OCA Celebrates Larry Itliong Day
Monday, October 26, 2015
Posted by: Justin Trinidad
Today, we celebrate Larry Itliong Day, the birthday of the forgotten hero of the labor movement in America. This important movement in Asian Pacific American history has been left out of textbooks because this narrative has primarily been perpetuated as a solely Mexican one. We must remember to attribute the success of the labor movement to the valiant efforts of both Filipino and Mexican laborers, and acknowledge how oppressed people of color in labor helped ignite the fight for civil rights we continue today.
Like many of our parents, grandparents, and the generations before us, Larry Itliong came to the United States in search of opportunity, having once said, “You go to the United States where they pick money on trees.” However, he immediately faced a bleak reality where hardworking Filipinos had little to no rights, because they would earn less than a dime an hour and were not allowed to own property, marry, or start families due to their status.
The most significant of the labor strikes was the Delano Grape Strike of 1965, where for the first time, Filipino and Mexican workers came together to fight for their rights in solidarity. While Filipinos and Mexicans were historically set against one another to suppress wages and workers’ rights, Itliong knew Filipinos could not succeed on their own and approached Cesar Chavez’s Farm Workers Association. The Delano Grape Strike of 1965 marked an important turning point in Filipino American History not only because of the victory for unionization, but also through the multiethnic alliances we formed. This collaboration paved the way for future alliances and continues to serve as a model of working in solidarity to ensuring that all people of color are able to obtain the civil rights they deserve.
Only recently has Filipino American history been celebrated officially after Congress passed a resolution marking October as Filipino American History Month, despite the fact the very first Filipinos traveling in a Spanish galleon arrived on the central coast of California on October 18th, 1587. It is vital to learn about the history of all groups within the Asian Pacific American family so we can understand one another better and celebrate the victories we have all contributed.

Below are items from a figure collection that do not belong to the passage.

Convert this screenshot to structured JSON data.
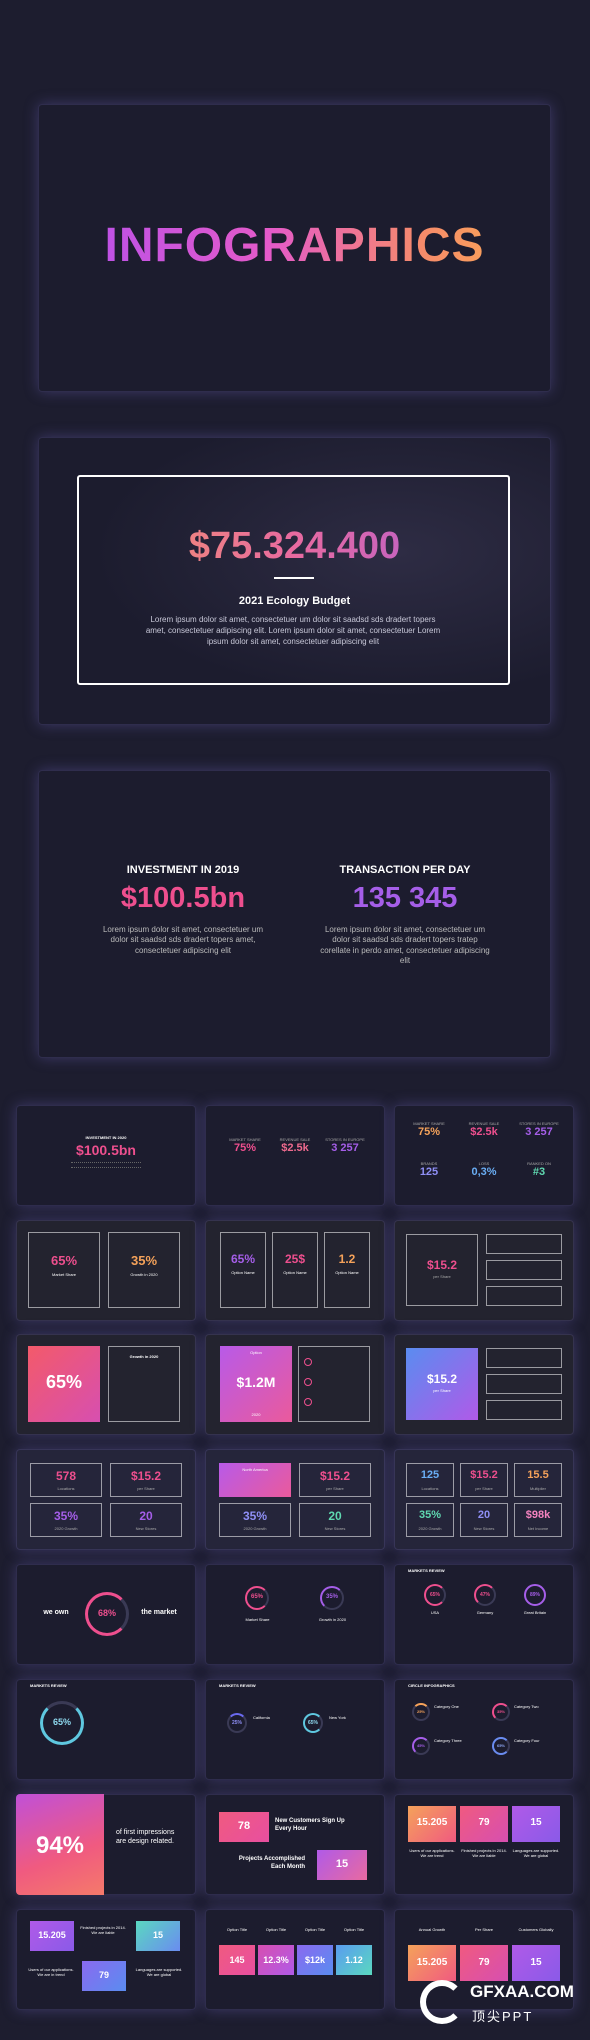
{
  "slide1": {
    "title": "INFOGRAPHICS"
  },
  "slide2": {
    "amount": "$75.324.400",
    "subtitle": "2021 Ecology Budget",
    "body": "Lorem ipsum dolor sit amet, consectetuer um dolor sit saadsd sds dradert topers amet, consectetuer adipiscing elit. Lorem ipsum dolor sit amet, consectetuer Lorem ipsum dolor sit amet, consectetuer adipiscing elit"
  },
  "slide3": {
    "left": {
      "heading": "INVESTMENT IN 2019",
      "value": "$100.5bn",
      "body": "Lorem ipsum dolor sit amet, consectetuer um dolor sit saadsd sds dradert topers amet, consectetuer adipiscing elit"
    },
    "right": {
      "heading": "TRANSACTION PER DAY",
      "value": "135 345",
      "body": "Lorem ipsum dolor sit amet, consectetuer um dolor sit saadsd sds dradert topers tratep corellate in perdo amet, consectetuer adipiscing elit"
    }
  },
  "thumbs": {
    "r1": {
      "a_head": "INVESTMENT IN 2020",
      "a_val": "$100.5bn",
      "b": [
        "75%",
        "$2.5k",
        "3 257"
      ],
      "b_labels": [
        "MARKET SHARE",
        "REVENUE SALE",
        "STORES IN EUROPE"
      ],
      "c": [
        "75%",
        "$2.5k",
        "3 257",
        "125",
        "0,3%",
        "#3"
      ],
      "c_labels": [
        "MARKET SHARE",
        "REVENUE SALE",
        "STORES IN EUROPE",
        "BRANDS",
        "LOSS",
        "RANKED ON"
      ]
    },
    "r2": {
      "a": [
        "65%",
        "35%"
      ],
      "a_labels": [
        "Market Share",
        "Growth in 2020"
      ],
      "b": [
        "65%",
        "25$",
        "1.2"
      ],
      "b_labels": [
        "Option Name",
        "Option Name",
        "Option Name"
      ],
      "c_val": "$15.2",
      "c_label": "per Share"
    },
    "r3": {
      "a_val": "65%",
      "a_label": "Growth in 2020",
      "b_head": "Option",
      "b_val": "$1.2M",
      "b_foot": "2020",
      "c_val": "$15.2",
      "c_label": "per Share"
    },
    "r4": {
      "a": [
        "578",
        "$15.2",
        "35%",
        "20"
      ],
      "a_labels": [
        "Locations",
        "per Share",
        "2020 Growth",
        "New Stores"
      ],
      "b_head": "North America",
      "b": [
        "$15.2",
        "35%",
        "20"
      ],
      "b_labels": [
        "per Share",
        "2020 Growth",
        "New Stores"
      ],
      "c": [
        "125",
        "$15.2",
        "15.5",
        "35%",
        "20",
        "$98k"
      ],
      "c_labels": [
        "Locations",
        "per Share",
        "Multiplier",
        "2020 Growth",
        "New Stores",
        "Net Income"
      ]
    },
    "r5": {
      "a_left": "we own",
      "a_pct": "68%",
      "a_right": "the market",
      "b": [
        "65%",
        "35%"
      ],
      "b_labels": [
        "Market Share",
        "Growth in 2020"
      ],
      "c_head": "MARKETS REVIEW",
      "c": [
        "65%",
        "47%",
        "89%"
      ],
      "c_labels": [
        "USA",
        "Germany",
        "Great Britain"
      ]
    },
    "r6": {
      "a_head": "MARKETS REVIEW",
      "a_pct": "65%",
      "b_head": "MARKETS REVIEW",
      "b": [
        "25%",
        "65%"
      ],
      "b_labels": [
        "California",
        "New York"
      ],
      "c_head": "CIRCLE INFOGRAPHICS",
      "c": [
        "25%",
        "35%",
        "45%",
        "65%"
      ],
      "c_labels": [
        "Category One",
        "Category Two",
        "Category Three",
        "Category Four"
      ]
    },
    "r7": {
      "a_val": "94%",
      "a_text": "of first impressions are design related.",
      "b_val1": "78",
      "b_text1": "New Customers Sign Up Every Hour",
      "b_text2": "Projects Accomplished Each Month",
      "b_val2": "15",
      "c": [
        "15.205",
        "79",
        "15"
      ],
      "c_labels": [
        "Users of our applications. We are trend",
        "Finished projects in 2014. We are liable",
        "Languages are supported. We are global"
      ]
    },
    "r8": {
      "a": [
        "15.205",
        "15",
        "79"
      ],
      "a_labels": [
        "Finished projects in 2014. We are liable",
        "Users of our applications. We are in trend",
        "Languages are supported. We are global"
      ],
      "b_heads": [
        "Option Title",
        "Option Title",
        "Option Title",
        "Option Title"
      ],
      "b": [
        "145",
        "12.3%",
        "$12k",
        "1.12"
      ],
      "c_heads": [
        "Annual Growth",
        "Per Share",
        "Customers Globally"
      ],
      "c": [
        "15.205",
        "79",
        "15"
      ]
    }
  },
  "watermark": {
    "logo": "GFXAA.COM",
    "sub": "顶尖PPT"
  },
  "colors": {
    "pink": "#ee4f8e",
    "purple": "#a55ee8",
    "orange": "#f5a25a",
    "bg": "#1c1c2e"
  }
}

Isang Bagsak, the beacon of solidarity between Filipino and Latino allies, was the uniting motto for the labor movement. Literally translated from Tagalog as “one down, one fall”, Isang Bagsak provided a common method of communication to express the shared experiences and obstacles between the laborers. The history of Filipino Americans is reflective of the greater Asian Pacific American narrative, which began as a largely segregated existence of oppression and ultimately resulted in the opportunities through the collaboration of advocates and civil rights heroes in our community.
We must remember that we, as the Asian Pacific American community, are not alone in the obstacles we continue to face. Larry Itliong’s dedication and successes in the labor movement continue to propel the work we do as an organization. Through our fight for immigration reform and advancing educational opportunities through data disaggregation for the APA community, OCA remains dedicated to working with other minority groups and building effective coalitions. Together with our allies, we must continue to fight for civil rights and advocate for the voiceless.